68      Since these proceedings are, for the parties to the main proceedings, a step in the action pending before the referring court, the decision on costs is a matter for that court. Costs incurred in submitting observations to the Court, other than the costs of those parties, are not recoverable.
On those grounds, the Court (Third Chamber) hereby rules:
1.      Article 30(6)(a) of Regulation (EU) No 1305/2013 of the European Parliament and of the Council of 17 December 2013 on support for rural development by the European Agricultural Fund for Rural Development (EAFRD) and repealing Council Regulation (EC) No 1698/2005 must be interpreted as meaning that it does not exclude, in principle, peat bogs from Natura 2000 payments, in so far as those peat bogs are situated in Natura 2000 areas designated pursuant to Council Directive 92/43/EEC of 21 May 1992 on the conservation of natural habitats and of wild fauna and flora and to Directive 2009/147/EC of the European Parliament and of the Council of 30 November 2009 on the conservation of wild birds, and fall within the concept of ‘agricultural area’ or ‘forest’, within the meaning of, respectively, points (f) and (r) of Article 2(1) or of Article 2(2) of Regulation No 1305/2013, which may thus be eligible for the payments referred to in Article 30(1) of that regulation as ‘Natura 2000 agricultural and forest areas’ within the meaning of Article 30(6)(a) thereof.

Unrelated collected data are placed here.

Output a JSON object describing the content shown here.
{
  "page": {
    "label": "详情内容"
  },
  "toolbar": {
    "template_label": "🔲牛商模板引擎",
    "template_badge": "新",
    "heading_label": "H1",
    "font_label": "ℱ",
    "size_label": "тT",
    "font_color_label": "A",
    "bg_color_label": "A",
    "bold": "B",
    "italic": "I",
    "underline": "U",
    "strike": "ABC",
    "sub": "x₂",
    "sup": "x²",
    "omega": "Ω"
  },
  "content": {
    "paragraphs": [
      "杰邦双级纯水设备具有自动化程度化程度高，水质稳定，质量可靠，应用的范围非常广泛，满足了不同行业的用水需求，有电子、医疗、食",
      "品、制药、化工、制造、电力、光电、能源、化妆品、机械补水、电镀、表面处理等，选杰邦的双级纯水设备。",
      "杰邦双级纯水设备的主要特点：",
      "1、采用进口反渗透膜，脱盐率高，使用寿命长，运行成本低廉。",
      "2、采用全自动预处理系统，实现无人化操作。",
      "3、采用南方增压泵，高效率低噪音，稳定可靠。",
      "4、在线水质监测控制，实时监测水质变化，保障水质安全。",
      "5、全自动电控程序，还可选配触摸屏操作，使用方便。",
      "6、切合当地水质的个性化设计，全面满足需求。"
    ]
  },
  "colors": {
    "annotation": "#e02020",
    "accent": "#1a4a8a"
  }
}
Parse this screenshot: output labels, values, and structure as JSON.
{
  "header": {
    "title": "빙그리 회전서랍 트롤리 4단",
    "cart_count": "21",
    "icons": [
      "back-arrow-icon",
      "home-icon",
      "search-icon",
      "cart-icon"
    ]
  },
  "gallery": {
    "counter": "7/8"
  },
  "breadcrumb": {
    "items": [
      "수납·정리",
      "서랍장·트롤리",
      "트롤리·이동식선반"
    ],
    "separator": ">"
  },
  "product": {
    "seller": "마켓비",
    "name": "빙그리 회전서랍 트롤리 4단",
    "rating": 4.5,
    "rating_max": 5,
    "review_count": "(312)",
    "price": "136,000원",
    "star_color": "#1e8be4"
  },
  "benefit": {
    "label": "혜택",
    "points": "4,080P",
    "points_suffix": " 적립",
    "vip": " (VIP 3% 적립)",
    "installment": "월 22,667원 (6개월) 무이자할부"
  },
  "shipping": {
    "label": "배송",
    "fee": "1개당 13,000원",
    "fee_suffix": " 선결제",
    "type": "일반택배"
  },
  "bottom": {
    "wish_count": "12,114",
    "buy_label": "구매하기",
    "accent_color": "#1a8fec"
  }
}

2.      Article 30(6)(a) of Regulation No 1305/2013 must be interpreted as allowing a Member State to exclude from Natura 2000 payments, first, ‘Natura 2000 agricultural areas’ within the meaning of that provision, including, in that case, peat bogs which come within such areas and, second, and in accordance with Article 2(2) of Regulation No 1305/2013, peat bogs situated in Natura 2000 areas, which, in principle, come within the concept of ‘forest’, within the meaning of Article 2(1)(r) of that regulation, and thus of ‘Natura 2000 forest areas’ within the meaning of Article 30(6)(a) of that regulation. The latter provision must also be interpreted as permitting a Member State to limit such payments for Natura 2000 forest areas, including, where appropriate, peat bogs, to situations where the designation of those areas as ‘Natura 2000 areas’ has the effect of adversely affecting the exercise of a specific type of economic activity, in particular forestry.

3.      Article 30 of Regulation No 1305/2013, read in conjunction with Article 17 of the Charter of Fundamental Rights of the European Union, must be interpreted as meaning that a Natura 2000 payment must not be granted to the owner of a peat bog that comes within the Natura 2000 network on the basis that a restriction has been made to an economic activity which may be carried out on such a peat bog, in particular the prohibition on planting cranberries, where, at the time when he or she acquired the immovable property concerned, the owner was aware of such restriction.

[Signatures]

*      Language of the case: Latvian.